VIDEO: Committee Addresses Step Therapy, Cannabis use in IBD
LAS VEGAS — In this exclusive video from Crohn’s & Colitis Congress 2019, David T. Rubin, MD, AGAF, section chief of Gastroenterology, Hepatology and Nutrition, and co-director of the Digestive Diseases Center at the University of Chicago Medicine, discusses some of the initiatives the Crohn’s & Colitis Foundation’s Government and Industry Affairs Committee worked on while at the meeting.
“Some of the different initiatives [the] organization and [the] committee are working on are really important for patients and providers to know about,” Rubin, who is also an organizing committee co-chair of the Crohn’s & Colitis Congress, told Healio Gastroenterology and Liver Disease. “They have specifically targeted the concept of step therapy that many payers are using in order to require patients to go on less expensive therapies before they get to the ones that might be prescribed by providers.”
Rubin said another topic that the committee discussed the use of cannabis in inflammatory bowel disease.
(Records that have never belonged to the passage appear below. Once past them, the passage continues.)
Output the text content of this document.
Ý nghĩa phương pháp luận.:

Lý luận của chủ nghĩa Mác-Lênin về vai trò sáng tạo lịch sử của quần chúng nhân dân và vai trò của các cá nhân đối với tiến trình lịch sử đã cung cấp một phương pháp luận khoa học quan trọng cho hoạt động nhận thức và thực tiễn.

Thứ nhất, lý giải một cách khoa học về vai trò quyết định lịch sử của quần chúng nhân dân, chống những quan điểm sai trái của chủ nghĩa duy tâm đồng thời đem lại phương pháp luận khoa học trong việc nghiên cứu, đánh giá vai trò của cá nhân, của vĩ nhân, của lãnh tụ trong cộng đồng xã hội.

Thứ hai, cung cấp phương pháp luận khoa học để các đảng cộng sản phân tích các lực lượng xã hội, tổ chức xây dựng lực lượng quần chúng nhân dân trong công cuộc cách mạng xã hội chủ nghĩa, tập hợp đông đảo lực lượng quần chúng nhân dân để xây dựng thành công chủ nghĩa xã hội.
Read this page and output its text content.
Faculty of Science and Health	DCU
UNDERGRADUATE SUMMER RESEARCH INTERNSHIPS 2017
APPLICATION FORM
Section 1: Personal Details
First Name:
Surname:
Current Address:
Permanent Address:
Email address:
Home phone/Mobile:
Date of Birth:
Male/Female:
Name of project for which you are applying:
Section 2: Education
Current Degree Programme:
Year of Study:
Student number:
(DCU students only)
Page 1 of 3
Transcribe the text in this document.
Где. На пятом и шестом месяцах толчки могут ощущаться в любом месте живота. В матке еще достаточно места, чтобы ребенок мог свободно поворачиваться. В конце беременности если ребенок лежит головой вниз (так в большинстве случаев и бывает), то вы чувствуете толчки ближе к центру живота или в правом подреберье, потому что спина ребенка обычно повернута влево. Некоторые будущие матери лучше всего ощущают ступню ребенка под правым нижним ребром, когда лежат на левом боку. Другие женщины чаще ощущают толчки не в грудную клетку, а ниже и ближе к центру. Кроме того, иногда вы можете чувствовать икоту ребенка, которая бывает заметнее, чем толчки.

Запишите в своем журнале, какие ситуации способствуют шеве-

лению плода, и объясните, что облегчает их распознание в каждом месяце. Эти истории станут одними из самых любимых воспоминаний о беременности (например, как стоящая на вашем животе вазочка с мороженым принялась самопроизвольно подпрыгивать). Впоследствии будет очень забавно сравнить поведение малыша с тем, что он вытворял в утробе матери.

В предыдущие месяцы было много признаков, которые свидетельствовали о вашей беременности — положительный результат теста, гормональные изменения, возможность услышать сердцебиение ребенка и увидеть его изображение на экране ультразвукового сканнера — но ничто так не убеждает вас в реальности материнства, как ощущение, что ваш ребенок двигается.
“We talked about the evolving understanding and interest in cannabis, both for symptom relief as well as to understand how we might do research on it and because it’s regulated federally [and] there’s some challenges to doing that, and the Government and Industry Affairs Committee is trying to tackle that,” he said.
Rubin also highlighted a new initiative that the committee is working on called ‘Avoid Confusion, Know Your Infusion,’ which is aimed at helping patients ask questions to understand what therapies they are receiving.
“We certainly recognize that biosimilars to infliximab [Remicade, Janssen] are now available and many patients are being switched to those or being put on those as their first-line biological therapy but may not know what therapy they’re receiving or which version of the infliximab they are receiving,” he said.
Disclosure: Rubin reports no relevant financial disclosures.